En el curso Silencio y pudor en la poesía mexicana, impartido por Gonzalo Celorio en 2012 dentro del programa Grandes Maestros de CulturaUNAM, el ponente cita algunos de los primeros versos de Pellicer para dar cuenta de que aún a sus 18 años –cuando todos los poetas de su edad “más bien se quejan, sufren, se duelen y manifiestan su dolor, su pesadumbre, su escepticismo”– el alumno de San Ildefonso celebra su existencia: “En medio de la dicha de mi vida, / deténgome a decir que el mundo es bueno / por la divina sangre de la herida”.

Por su parte, Vicente Quirarte en su discurso de ingreso a El Colegio Nacional, al que justamente titula con un verso tomado del poeta tabasqueño –El laurel invisible, alude: “Solar, narciso y desbordante, Carlos Pellicer  inunda cuadernos y hojas sueltas con versos que desde su primer trazo parecen confirmar la existencia de la inspiración, el ángel y el milagro”.

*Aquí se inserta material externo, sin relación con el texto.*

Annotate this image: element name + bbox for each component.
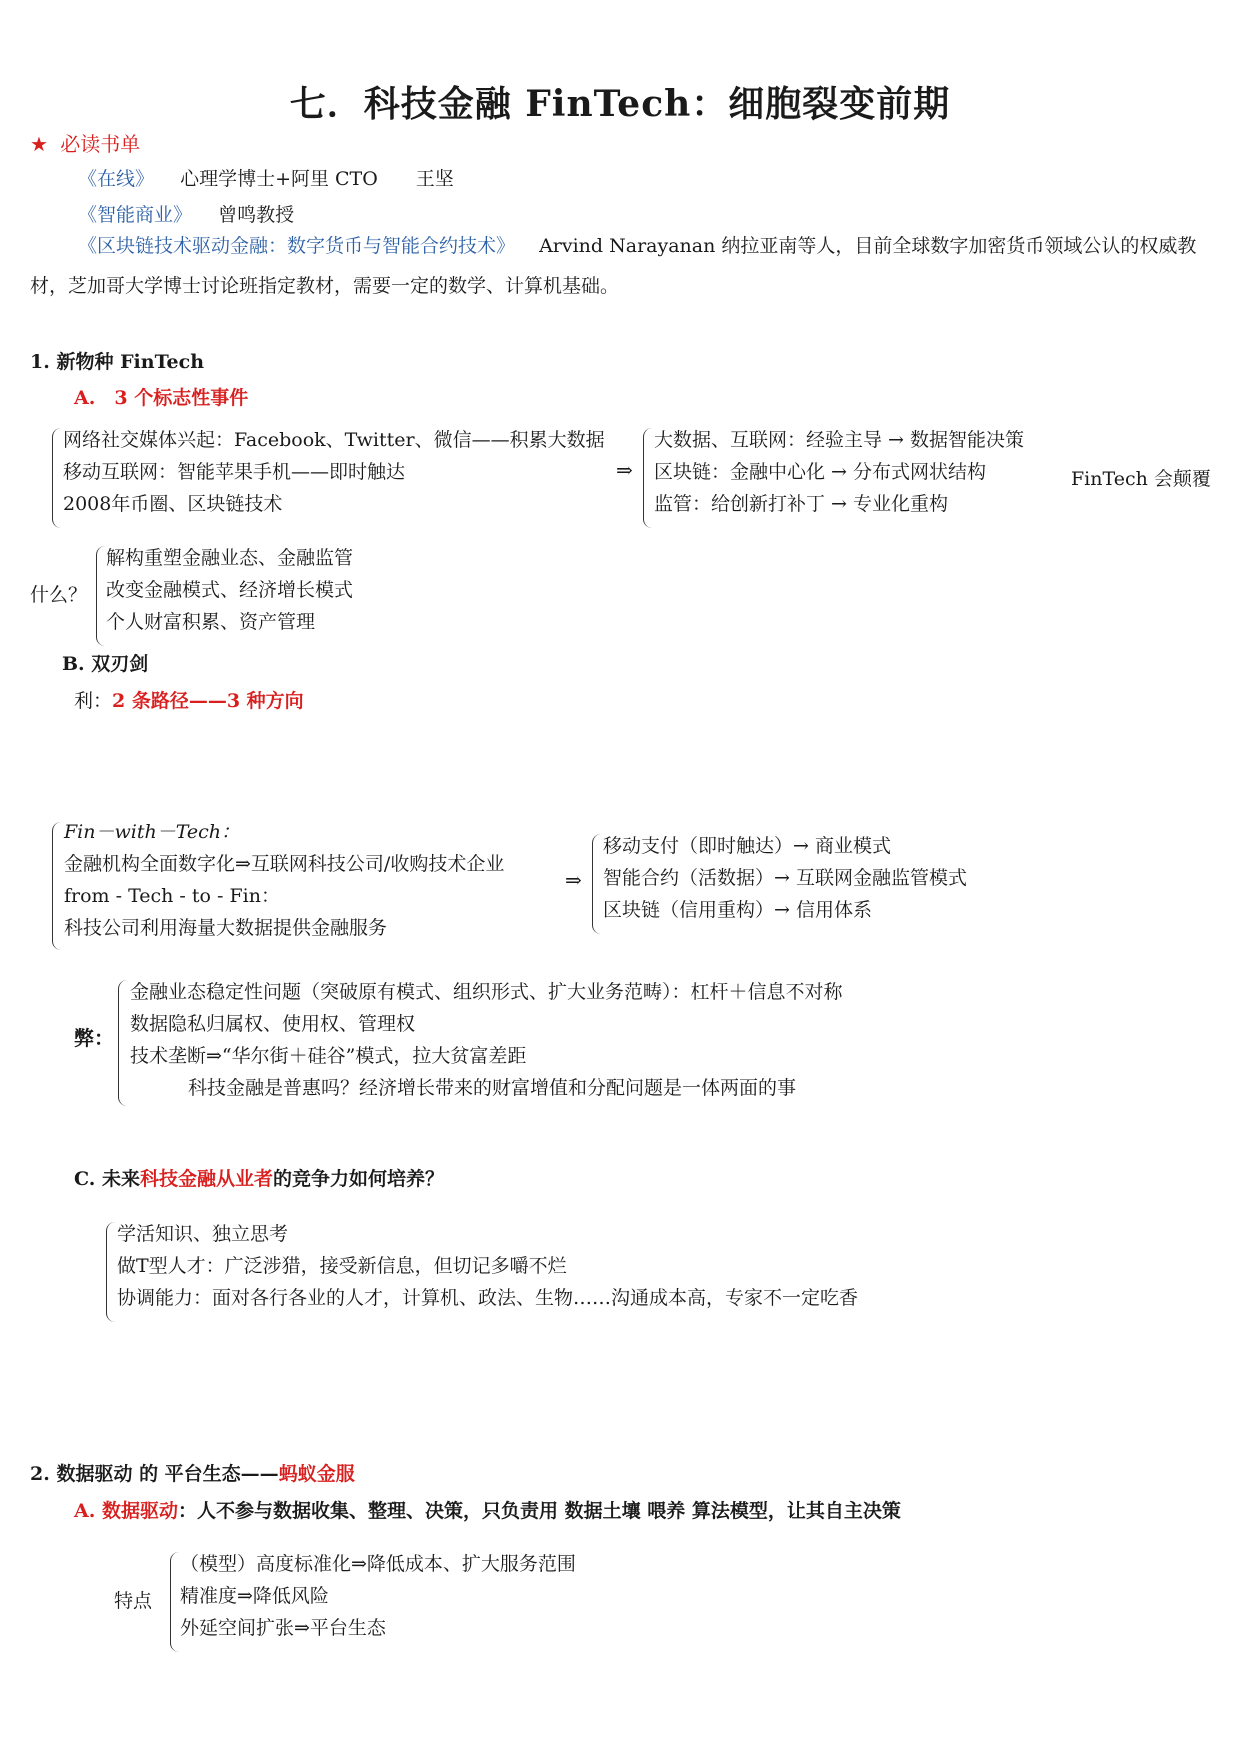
result-item: 大数据、互联网：经验主导 → 数据智能决策: [654, 429, 1025, 451]
con-label: 弊：: [74, 1026, 114, 1050]
section-2a-text: ：人不参与数据收集、整理、决策，只负责用 数据土壤 喂养 算法模型，让其自主决策: [178, 1500, 901, 1522]
star-icon: ★: [30, 132, 48, 156]
feature-item: 精准度⇒降低风险: [180, 1585, 329, 1607]
skill-item: 做T型人才：广泛涉猎，接受新信息，但切记多嚼不烂: [117, 1255, 567, 1277]
result-item: 区块链：金融中心化 → 分布式网状结构: [654, 461, 986, 483]
features-list: [180, 1548, 576, 1644]
direction-item: 智能合约（活数据）→ 互联网金融监管模式: [603, 867, 967, 889]
cons-list: [130, 976, 843, 1104]
book-note: 心理学博士+阿里 CTO 王坚: [180, 168, 454, 190]
section-1-heading: 1. 新物种 FinTech: [30, 351, 205, 373]
section-2-pre: 2. 数据驱动 的 平台生态——: [30, 1463, 279, 1485]
path-item: 科技公司利用海量大数据提供金融服务: [64, 917, 388, 939]
results-list: [654, 424, 1024, 520]
section-2-red: 蚂蚁金服: [278, 1463, 355, 1485]
skill-item: 学活知识、独立思考: [117, 1223, 289, 1245]
result-item: 监管：给创新打补丁 → 专业化重构: [654, 493, 948, 515]
pro-label: 利：: [74, 690, 113, 712]
book-2: [78, 200, 294, 227]
events-list: [63, 424, 605, 520]
book-1: [78, 164, 454, 191]
section-1c-pre: C. 未来: [74, 1168, 141, 1190]
disrupt-label: FinTech 会颠覆: [1071, 468, 1211, 490]
implies-arrow-icon: ⇒: [565, 868, 582, 892]
book-title: 《区块链技术驱动金融：数字货币与智能合约技术》: [78, 235, 516, 257]
section-1c-red: 科技金融从业者: [140, 1168, 274, 1190]
section-2a-line: [74, 1496, 901, 1523]
con-item: 金融业态稳定性问题（突破原有模式、组织形式、扩大业务范畴）：杠杆＋信息不对称: [130, 981, 843, 1003]
event-item: 2008年币圈、区块链技术: [63, 493, 283, 515]
reading-heading-text: 必读书单: [60, 132, 141, 156]
directions-list: [603, 830, 967, 926]
what-item: 改变金融模式、经济增长模式: [106, 579, 354, 601]
pro-line: [74, 686, 304, 713]
feature-item: （模型）高度标准化⇒降低成本、扩大服务范围: [180, 1553, 576, 1575]
what-item: 解构重塑金融业态、金融监管: [106, 547, 354, 569]
book-title: 《在线》: [78, 168, 155, 190]
skill-item: 协调能力：面对各行各业的人才，计算机、政法、生物……沟通成本高，专家不一定吃香: [117, 1287, 859, 1309]
con-item: 数据隐私归属权、使用权、管理权: [130, 1013, 416, 1035]
page-title: 七．科技金融 FinTech：细胞裂变前期: [289, 83, 951, 125]
what-label: 什么？: [30, 584, 88, 606]
con-item: 技术垄断⇒“华尔街＋硅谷”模式，拉大贫富差距: [130, 1045, 527, 1067]
feature-item: 外延空间扩张⇒平台生态: [180, 1617, 386, 1639]
feature-label: 特点: [114, 1590, 153, 1612]
section-1a-heading: A. 3 个标志性事件: [74, 387, 249, 409]
direction-item: 移动支付（即时触达）→ 商业模式: [603, 835, 891, 857]
event-item: 网络社交媒体兴起：Facebook、Twitter、微信——积累大数据: [63, 429, 605, 451]
direction-item: 区块链（信用重构）→ 信用体系: [603, 899, 872, 921]
path-item: from - Tech - to - Fin：: [64, 885, 280, 907]
section-2-heading: [30, 1459, 355, 1486]
pro-title: 2 条路径——3 种方向: [112, 690, 304, 712]
section-2a-red: 数据驱动: [101, 1500, 178, 1522]
path-item: 金融机构全面数字化⇒互联网科技公司/收购技术企业: [64, 853, 505, 875]
book-3: [30, 226, 1215, 306]
paths-list: [64, 816, 504, 944]
reading-heading: [30, 128, 140, 157]
what-item: 个人财富积累、资产管理: [106, 611, 316, 633]
book-note: Arvind Narayanan 纳拉亚南等人，目前全球数字加密货币领域公认的权威教材，芝加哥大学博士讨论班指定教材，需要一定的数学、计算机基础。: [30, 235, 1197, 297]
implies-arrow-icon: ⇒: [616, 458, 633, 482]
section-1c-heading: [74, 1164, 444, 1191]
book-title: 《智能商业》: [78, 204, 193, 226]
book-note: 曾鸣教授: [218, 204, 295, 226]
con-item: 科技金融是普惠吗？经济增长带来的财富增值和分配问题是一体两面的事: [188, 1077, 797, 1099]
section-2a-label: A.: [74, 1500, 96, 1522]
section-1b-heading: B. 双刃剑: [62, 653, 149, 675]
what-list: [106, 542, 353, 638]
path-item: Fin－with－Tech：: [64, 821, 241, 843]
skills-list: [117, 1218, 858, 1314]
event-item: 移动互联网：智能苹果手机——即时触达: [63, 461, 406, 483]
section-1c-post: 的竞争力如何培养？: [273, 1168, 445, 1190]
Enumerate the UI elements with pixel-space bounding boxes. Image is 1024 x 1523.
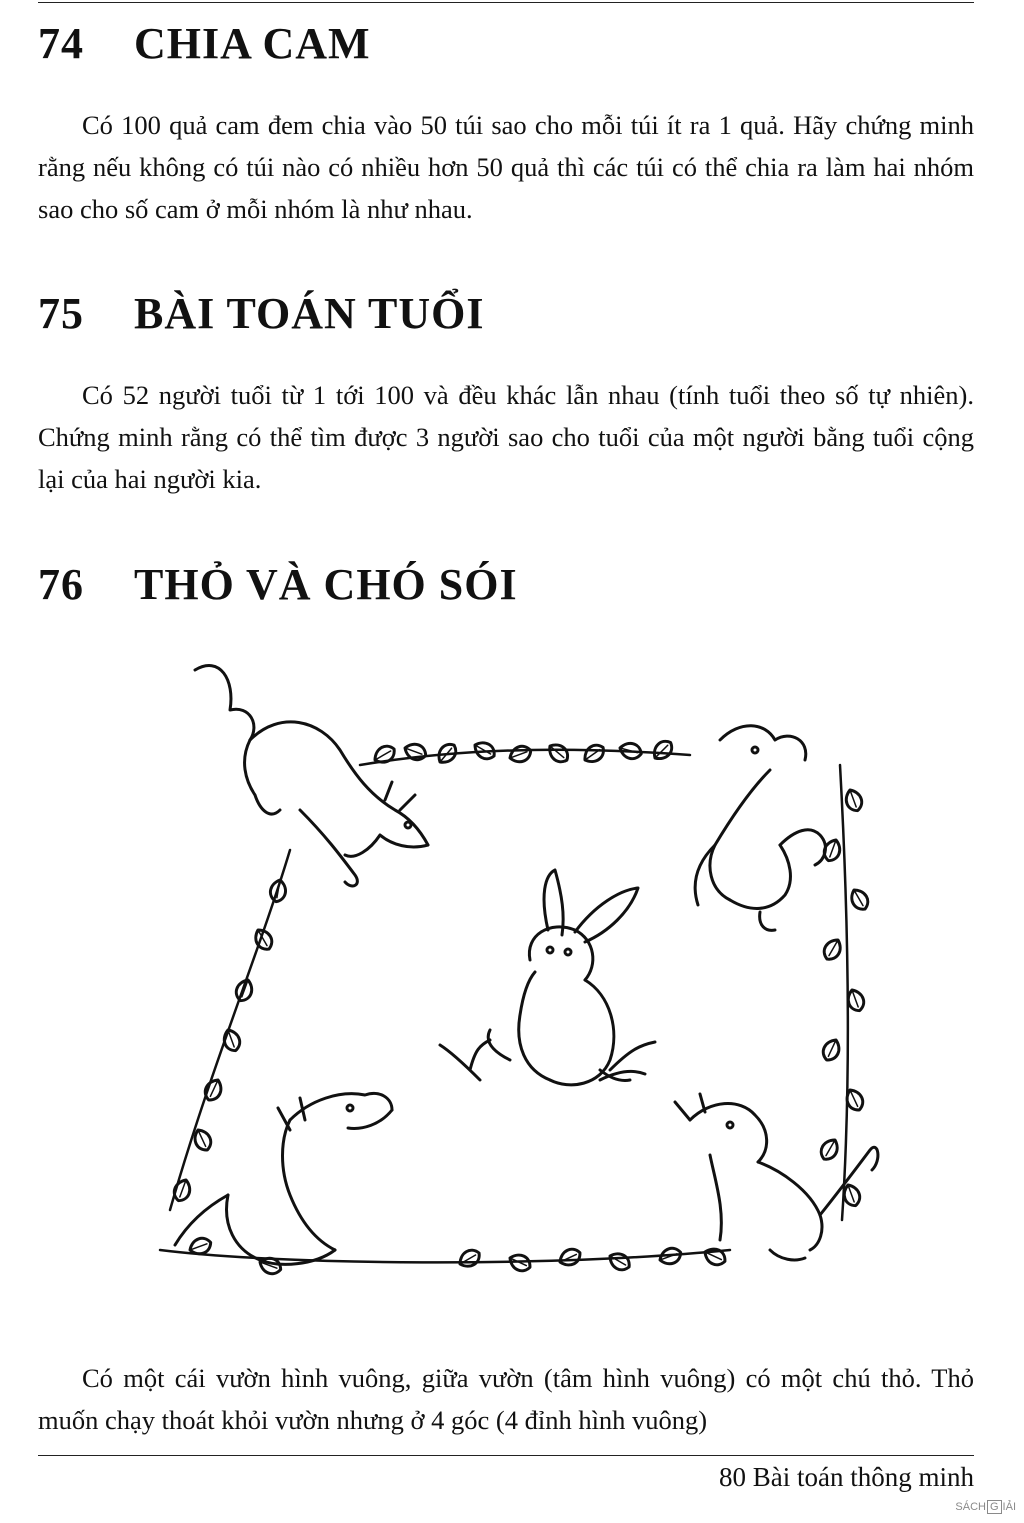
- rabbit-icon: [440, 870, 655, 1085]
- wolf-icon: [195, 666, 428, 886]
- section-76-heading: [38, 560, 518, 609]
- watermark-right: IẢI: [1002, 1501, 1016, 1513]
- watermark-logo: [955, 1500, 1016, 1514]
- section-number: 74: [38, 19, 84, 68]
- section-number: 75: [38, 289, 84, 338]
- watermark-left: SÁCH: [955, 1501, 986, 1513]
- section-74-paragraph: Có 100 quả cam đem chia vào 50 túi sao cho mỗi túi ít ra 1 quả. Hãy chứng minh rằng nếu không có túi nào có nhiều hơn 50 quả thì các túi có thể chia ra làm hai nhóm sao cho số cam ở mỗi nhóm là như nhau.: [38, 110, 974, 224]
- rabbit-and-wolves-illustration: [130, 650, 890, 1330]
- wolf-icon: [695, 726, 825, 931]
- section-title: THỎ VÀ CHÓ SÓI: [134, 560, 518, 609]
- section-75-paragraph: Có 52 người tuổi từ 1 tới 100 và đều khác lẫn nhau (tính tuổi theo số tự nhiên). Chứng minh rằng có thể tìm được 3 người sao cho tuổi của một người bằng tuổi cộng lại của hai người kia.: [38, 380, 974, 494]
- top-rule: [38, 2, 974, 3]
- vine-border-icon: [160, 737, 871, 1276]
- section-title: CHIA CAM: [134, 19, 371, 68]
- watermark-mid: G: [987, 1500, 1002, 1514]
- footer-rule: [38, 1455, 974, 1456]
- section-76-paragraph: Có một cái vườn hình vuông, giữa vườn (tâm hình vuông) có một chú thỏ. Thỏ muốn chạy thoát khỏi vườn nhưng ở 4 góc (4 đỉnh hình vuông): [38, 1363, 974, 1435]
- section-title: BÀI TOÁN TUỔI: [134, 289, 485, 338]
- section-75-heading: [38, 289, 485, 338]
- section-number: 76: [38, 560, 84, 609]
- footer-text: 80 Bài toán thông minh: [719, 1462, 974, 1492]
- section-74-heading: [38, 19, 371, 68]
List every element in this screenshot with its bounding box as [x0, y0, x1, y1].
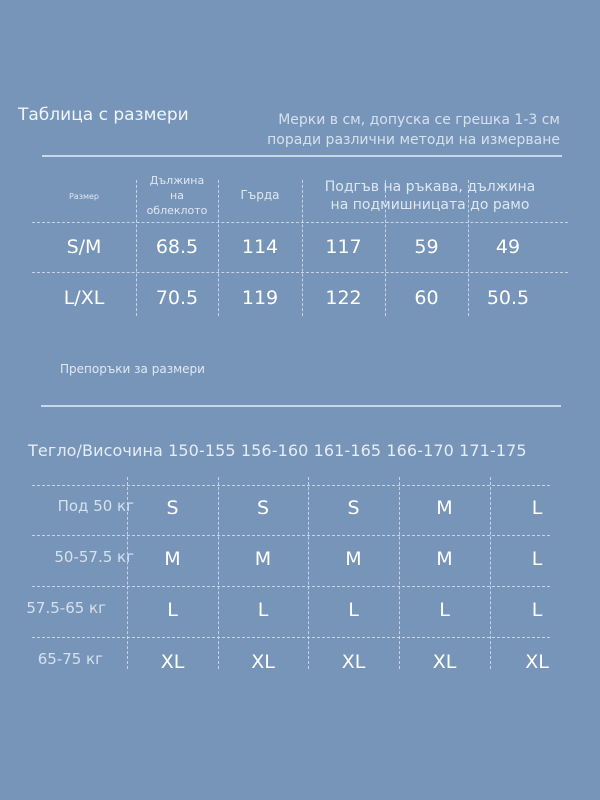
height-range: 166-170: [386, 441, 454, 460]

Una muestra de esta poesía luminosa que se mantuvo hasta el final de sus obras, recién se estrenó en la plataforma Descarga Cultura.UNAM. Ahí se puede escuchar ese acercamiento a la claridad, incluso en versos referentes a la noche, y también y sobre todo a la naturaleza. En piezas como Noche en el agua, Dúos marinos, Discurso por las flores, El canto del Usumacinta y Flora solar se percibe un ambiente vegetal y húmedo compuesto por los cuatro elementos, de exteriores que celebran todo lo que vive y existe.